Un livre qui résonne étrangement aujourd’hui en France et en Europe à l’heure de la montée des nationalismes et de la xénophobie et alors que des néo-nazis entrent au parlement grec.

Jack Rosemblum est un personnage terriblement attachant. Dans le contexte historique des années 30, on comprend parfaitement ce besoin désespéré d’être comme tout le monde, d’être parfaitement assimilé au pays d’accueil qui correspond au traumatisme deslois antisémites que durent subir les Juifs allemands. Où trouver la sécurité quand de tout temps votre peuple a été persécuté et que le seul fait d’être Juif suffit à vous désigner à la vindicte populaire ? Quelle patrie peut être suffisamment intègre pour vous protéger dés lors qu’elle fait de vous l’un des siens ?

Des Français et des Allemands ont dénoncé et livré aux bourreaux des Juifs qui étaient tout aussi français ou allemands qu’eux.  Mais ce désir d’assimilation risque révéler ses limites et menacer l’identité de la famille Rosemblum.

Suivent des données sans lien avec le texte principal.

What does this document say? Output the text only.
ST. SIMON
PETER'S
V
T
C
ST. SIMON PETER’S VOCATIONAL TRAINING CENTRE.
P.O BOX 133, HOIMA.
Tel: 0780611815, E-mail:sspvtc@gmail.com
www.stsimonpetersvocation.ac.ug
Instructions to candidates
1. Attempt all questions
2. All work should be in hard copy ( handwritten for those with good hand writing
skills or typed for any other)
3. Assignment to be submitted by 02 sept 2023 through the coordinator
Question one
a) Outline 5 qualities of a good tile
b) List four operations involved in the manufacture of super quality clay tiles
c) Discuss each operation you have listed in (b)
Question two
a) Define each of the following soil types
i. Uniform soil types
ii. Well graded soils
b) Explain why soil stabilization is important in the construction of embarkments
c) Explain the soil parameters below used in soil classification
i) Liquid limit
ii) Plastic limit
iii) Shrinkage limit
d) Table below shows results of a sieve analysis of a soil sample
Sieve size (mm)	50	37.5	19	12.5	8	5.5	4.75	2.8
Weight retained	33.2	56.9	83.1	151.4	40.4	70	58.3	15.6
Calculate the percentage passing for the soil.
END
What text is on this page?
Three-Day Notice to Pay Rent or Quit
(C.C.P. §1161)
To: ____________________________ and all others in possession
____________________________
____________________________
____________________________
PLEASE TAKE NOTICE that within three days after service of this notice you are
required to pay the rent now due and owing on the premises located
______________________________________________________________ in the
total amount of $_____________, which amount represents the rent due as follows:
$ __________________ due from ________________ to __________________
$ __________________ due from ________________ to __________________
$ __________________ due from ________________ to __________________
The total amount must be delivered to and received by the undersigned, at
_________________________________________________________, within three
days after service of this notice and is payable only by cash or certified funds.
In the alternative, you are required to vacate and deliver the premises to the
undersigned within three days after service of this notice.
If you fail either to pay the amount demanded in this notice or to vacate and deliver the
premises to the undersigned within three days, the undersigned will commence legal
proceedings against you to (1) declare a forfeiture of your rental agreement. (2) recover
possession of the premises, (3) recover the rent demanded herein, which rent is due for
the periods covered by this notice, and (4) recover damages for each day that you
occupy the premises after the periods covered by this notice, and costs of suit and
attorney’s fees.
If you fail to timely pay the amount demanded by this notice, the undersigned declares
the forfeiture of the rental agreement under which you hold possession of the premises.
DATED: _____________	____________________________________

Car renier ses origines, n’est-ce pas aussi occulter une partie de soi et perdre son identité ? La mémoire est ce qui assure le continuum de ce qui est notre moi , à vouloir absolument être autre, à rechercher l’invisibilité, n’y a-t-il pas le danger de sombrer dans la schizophrénie ? Se cacher, n’est-ce pas aussi avoir peur ? « Il était fatigué d’être le Juif [… ] de service – un rôle à la fois solitaire et dangereux. »

D’ailleurs, les Juifs Français et Allemands pour un grand nombre d’entre eux étaient parfaitement assimilés depuis des générations, et qui plus est non-pratiquants ; ce qui n’a pas empêché la persécution.

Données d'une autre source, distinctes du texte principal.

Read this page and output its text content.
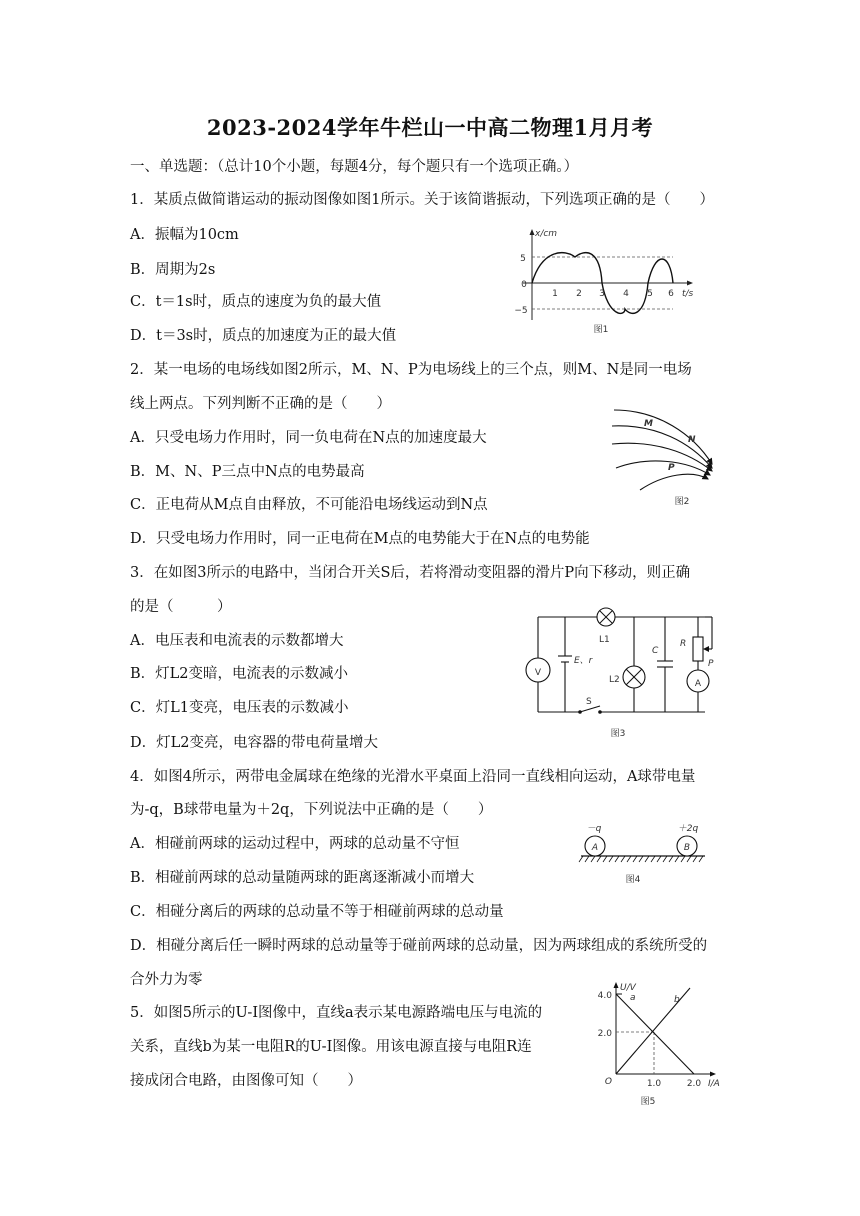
2023-2024学年牛栏山一中高二物理1月月考
一、单选题：（总计10个小题，每题4分，每个题只有一个选项正确。）
1．某质点做简谐运动的振动图像如图1所示。关于该简谐振动，下列选项正确的是（　　）
A．振幅为10cm
B．周期为2s
C．t＝1s时，质点的速度为负的最大值
D．t＝3s时，质点的加速度为正的最大值
x/cm
5
0
−5
1 2 3 4 5 6 t/s
图1
2．某一电场的电场线如图2所示，M、N、P为电场线上的三个点，则M、N是同一电场
线上两点。下列判断不正确的是（　　）
A．只受电场力作用时，同一负电荷在N点的加速度最大
B．M、N、P三点中N点的电势最高
C．正电荷从M点自由释放，不可能沿电场线运动到N点
D．只受电场力作用时，同一正电荷在M点的电势能大于在N点的电势能
M
N
P
图2
3．在如图3所示的电路中，当闭合开关S后，若将滑动变阻器的滑片P向下移动，则正确
的是（　　　）
A．电压表和电流表的示数都增大
B．灯L2变暗，电流表的示数减小
C．灯L1变亮，电压表的示数减小
D．灯L2变亮，电容器的带电荷量增大
V
A
L1
L2
C
R
P
E、r
S
图3
4．如图4所示，两带电金属球在绝缘的光滑水平桌面上沿同一直线相向运动，A球带电量
为-q，B球带电量为＋2q，下列说法中正确的是（　　）
A．相碰前两球的运动过程中，两球的总动量不守恒
B．相碰前两球的总动量随两球的距离逐渐减小而增大
C．相碰分离后的两球的总动量不等于相碰前两球的总动量
D．相碰分离后任一瞬时两球的总动量等于碰前两球的总动量，因为两球组成的系统所受的
合外力为零
A	B
－q	＋2q
图4
5．如图5所示的U-I图像中，直线a表示某电源路端电压与电流的
关系，直线b为某一电阻R的U-I图像。用该电源直接与电阻R连
接成闭合电路，由图像可知（　　）
U/V
4.0
2.0
1.0	2.0 I/A
O
a	b
图5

Dans mon parcours de lecture actuel, ce livre a fait écho à l’histoire d’Israël.

 

 

D’ailleurs quand Sadie demande à Jack pourquoi ils ne partent pas en Israël dans ce jeune pays créé pour les Juifs, il répond qu’il est trop tard, qu’il faut être jeune et vigoureux pour bâtir un nouveau pays.

« Tu veux être comme tout le monde. Eh bien, allons en Israël, où tout le monde est comme nous ! » Sadie retourne l’argument.  Son chagrin est une marque de respect pour ceux qui ont disparu, et aussi le moyen de les garder encore en vie dans sa mémoire.

Peut-être y aura-t-il une autre voix à trouver, et qu’ils sont assez de deux pour inventer un nouveau chemin. A suivre…

Lisez ce livre qui est un petit bijou. La langue est impeccable ; c’est magnifiquement écrit et construit et l’auteure sait ménager suspense et rebondissements. On est complètement happé par le récit. L’émotion est également présente tout du long sans être envahissante car c’est un livre beau et pudique.